When thinking about retirement, it is important to keep two things in mind. First, someone has to bear the risk of providing income to the elderly; and second, the way in which we do it affects the size of the economy and productivity.

Risk-bearing and insurance are central to any pension system. Insurance allows us to engage in productive activities we would otherwise avoid. But sometimes the government needs to get involved. Most people agree that we should all have a guaranteed level of income even if our jobs disappear. But private insurers will not sell unemployment insurance for two reasons: policyholders could misbehave at work, increasing the odds of collecting on the policy (this is the moral hazard problem described in Chapter 11); and in the event of an economic depression, the private fund would not be able to make the necessary payments.

The possibility of living a long life creates a risk that one's savings will be exhausted before dying. Who should bear that risk?   Should we each bear it alone, or is it better for us to insure each other and bear the risk collectively?
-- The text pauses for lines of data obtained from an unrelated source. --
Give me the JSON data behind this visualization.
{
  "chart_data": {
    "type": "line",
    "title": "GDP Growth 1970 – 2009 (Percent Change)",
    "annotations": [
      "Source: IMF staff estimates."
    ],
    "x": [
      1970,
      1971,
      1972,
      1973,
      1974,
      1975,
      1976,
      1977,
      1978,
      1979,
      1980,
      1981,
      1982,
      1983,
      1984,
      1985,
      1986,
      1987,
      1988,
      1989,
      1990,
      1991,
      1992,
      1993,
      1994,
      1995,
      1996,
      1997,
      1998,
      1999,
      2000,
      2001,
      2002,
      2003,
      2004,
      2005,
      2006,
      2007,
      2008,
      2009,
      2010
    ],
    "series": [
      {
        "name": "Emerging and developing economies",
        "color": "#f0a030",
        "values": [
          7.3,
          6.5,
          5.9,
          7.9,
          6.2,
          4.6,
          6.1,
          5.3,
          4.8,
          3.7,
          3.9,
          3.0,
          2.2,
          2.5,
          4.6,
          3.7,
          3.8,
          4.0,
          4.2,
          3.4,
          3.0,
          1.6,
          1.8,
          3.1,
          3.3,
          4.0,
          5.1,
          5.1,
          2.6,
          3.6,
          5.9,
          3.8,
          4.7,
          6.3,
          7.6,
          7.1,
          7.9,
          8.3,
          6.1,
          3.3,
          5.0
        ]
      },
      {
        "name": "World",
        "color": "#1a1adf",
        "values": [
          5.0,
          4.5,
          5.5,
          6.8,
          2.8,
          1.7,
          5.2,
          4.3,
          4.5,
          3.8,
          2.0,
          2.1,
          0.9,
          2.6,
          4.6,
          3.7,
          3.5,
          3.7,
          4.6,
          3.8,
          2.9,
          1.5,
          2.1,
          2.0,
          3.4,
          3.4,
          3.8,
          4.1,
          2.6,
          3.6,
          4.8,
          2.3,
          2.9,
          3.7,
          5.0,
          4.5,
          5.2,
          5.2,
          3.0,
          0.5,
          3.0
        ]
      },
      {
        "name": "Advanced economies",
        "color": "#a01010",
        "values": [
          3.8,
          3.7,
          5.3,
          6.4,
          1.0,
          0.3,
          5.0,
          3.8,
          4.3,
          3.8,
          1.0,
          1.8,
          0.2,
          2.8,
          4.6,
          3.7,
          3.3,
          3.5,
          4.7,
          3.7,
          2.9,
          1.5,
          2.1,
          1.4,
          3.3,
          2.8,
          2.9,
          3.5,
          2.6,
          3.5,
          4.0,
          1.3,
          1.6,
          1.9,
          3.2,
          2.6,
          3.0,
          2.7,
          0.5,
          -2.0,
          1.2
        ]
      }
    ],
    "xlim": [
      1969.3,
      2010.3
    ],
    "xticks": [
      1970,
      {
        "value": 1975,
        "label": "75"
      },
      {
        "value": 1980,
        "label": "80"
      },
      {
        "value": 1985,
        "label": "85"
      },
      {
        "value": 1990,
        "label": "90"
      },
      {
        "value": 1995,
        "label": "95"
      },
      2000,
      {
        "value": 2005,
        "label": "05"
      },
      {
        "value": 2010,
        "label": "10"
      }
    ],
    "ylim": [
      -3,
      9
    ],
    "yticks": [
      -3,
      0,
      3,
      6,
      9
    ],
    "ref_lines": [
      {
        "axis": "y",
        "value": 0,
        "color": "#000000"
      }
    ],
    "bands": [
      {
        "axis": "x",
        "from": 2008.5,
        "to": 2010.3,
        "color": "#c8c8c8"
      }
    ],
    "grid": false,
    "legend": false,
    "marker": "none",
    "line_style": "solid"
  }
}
A system of private pension accounts shifts this income risk from the population as a whole back to individuals, eliminating the insurance component of the system. This is the argument for a government-sponsored system; one that insures against elderly poverty.

How should such a system be financed? Current government-sponsored pensions systems are "pay-as-you-go": taxes on working people finance payments to retirees.* One of the biggest problems with a pay-as-you-go system is that individuals treat their tax payments as retirement savings. Politicians encourage Americans to think of Social Security as equivalent to a private pension system in which payments accumulate in an account that is converted into an annuity at retirement. As a result people do not save. This lower private saving in turn lowers investment and leaves the economy less productive.

A well-designed government pension system must insure the incomes of the elderly in a way that does not reduce economic growth. That means moving away from pay-as-you-go. Is privatization the answer? At first glance, the answer would seem to be yes – partial privatization with a safety net to insure retirees didn’t starve.  But political realities suggest that such a system will break down. While our discussion in Chapter 8 suggests that long-run investments in the stock market aren’t that risky (see Figure 8.4 on page 194) the day could come when some pending retirees’ private accounts do poorly, so benefits fall short of expectations. Then, the government becomes the insurer of last resort. In other words, when the stock market produces high returns, account holders win, and when the market does poorly, taxpayers lose.

An alternative is for the government-run system to accumulate a real trust fund, one invested in privately issued stocks and bonds. That is, create a transition to what is called a “fully-funded” system and meet the two objectives of encouraging economic growth and guarding against the elderly become poor. [550]

                                                                                                                            


 

* The Social Security System was founded in 1935. At the time, the country was slowly recovering from the Great Depression, so it was important to begin making payments immediately.  This meant that it was impossible to establish a funded system in which individuals make contributions while they work in order to build up a fund for that can finance their retirement incomes later.